1. There’s little room for advancement
Even if your employees enjoy their current position, there should be clear roles they could eventually step into that would help them become more valuable to the company. Most people want to have opportunities available that serve as an initiative to grow and perform well within their department. If these advancement opportunities are few and far between, it’s a good idea to look at your company’s professional development initiatives.
What you can do:
Hire from within whenever possible. If you’re constantly hiring outside talent for managerial roles, employees can get frustrated with that as it seems like their efforts are being overlooked. While hiring internally is not always an option, more roles may be able to be introduced that would show seniority for your high-performing, dedicated employees.
2. Employees don’t know where they fit
As far as the success of a business is concerned, every employee can serve as a catalyst for the business’ accomplishments. If an employee does not have a clear-cut understanding of their role within the department and how they fit into the success of the business, it can be detrimental to any company culture. In a culture that needs improvement, employees can lack motivation when they are unsure how their work is meaningful to the organization.
What you can do:
Be transparent and allow your employees access to the company’s quarterly or annual goals. Hold meetings that your employees are invited to that will keep them informed on the progress of the company and what you mean to accomplish as a leader. Every department should have goals for the year that clearly define areas that need improvement, and each employee should be able to sustainably meet those goals within the year. Along the way, you as a leader should recognize when an employee is not meeting the goals and work with them to get back on track.

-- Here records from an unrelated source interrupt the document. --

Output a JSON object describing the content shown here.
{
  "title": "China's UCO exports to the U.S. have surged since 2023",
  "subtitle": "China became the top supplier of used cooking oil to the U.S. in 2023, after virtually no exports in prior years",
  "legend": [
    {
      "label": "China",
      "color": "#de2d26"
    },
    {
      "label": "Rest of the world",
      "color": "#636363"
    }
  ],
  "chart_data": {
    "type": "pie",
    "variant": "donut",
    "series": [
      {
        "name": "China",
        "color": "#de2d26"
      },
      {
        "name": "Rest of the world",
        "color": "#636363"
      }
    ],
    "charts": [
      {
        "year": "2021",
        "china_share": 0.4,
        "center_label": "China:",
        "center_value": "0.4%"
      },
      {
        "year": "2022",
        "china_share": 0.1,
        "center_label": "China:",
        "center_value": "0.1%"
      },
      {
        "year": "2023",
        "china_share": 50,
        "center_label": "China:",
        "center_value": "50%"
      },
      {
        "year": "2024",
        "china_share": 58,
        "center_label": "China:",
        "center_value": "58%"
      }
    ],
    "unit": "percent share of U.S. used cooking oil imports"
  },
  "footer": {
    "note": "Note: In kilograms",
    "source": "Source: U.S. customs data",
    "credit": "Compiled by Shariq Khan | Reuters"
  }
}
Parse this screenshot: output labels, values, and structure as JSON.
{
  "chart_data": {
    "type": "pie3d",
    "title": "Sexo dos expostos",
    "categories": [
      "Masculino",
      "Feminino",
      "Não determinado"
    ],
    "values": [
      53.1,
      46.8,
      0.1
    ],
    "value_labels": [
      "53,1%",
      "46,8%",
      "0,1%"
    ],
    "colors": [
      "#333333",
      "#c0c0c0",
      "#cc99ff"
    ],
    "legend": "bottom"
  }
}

3. Work/Life balance is a struggle
Employees who are dedicated to their work often find conflict in their work/life balance, but even the outstanding workers will find themselves faced with burnout if they don’t strike a balance between their work life and their personal life. If your employees in a specific position feel like they can’t get the amount of work done that’s expected of them in a reasonable amount of time, it’s time to reconsider the role.
What you can do:
As a leader, you should offer your employees to speak out in a non-threatening way and voice their concerns. Oftentimes, people don’t want to complain to their bosses in person, so having an anonymous survey once or twice a year to gauge your employee’s happiness will be helpful in determining whether or not people in your organization struggle with obtaining a work/life balance.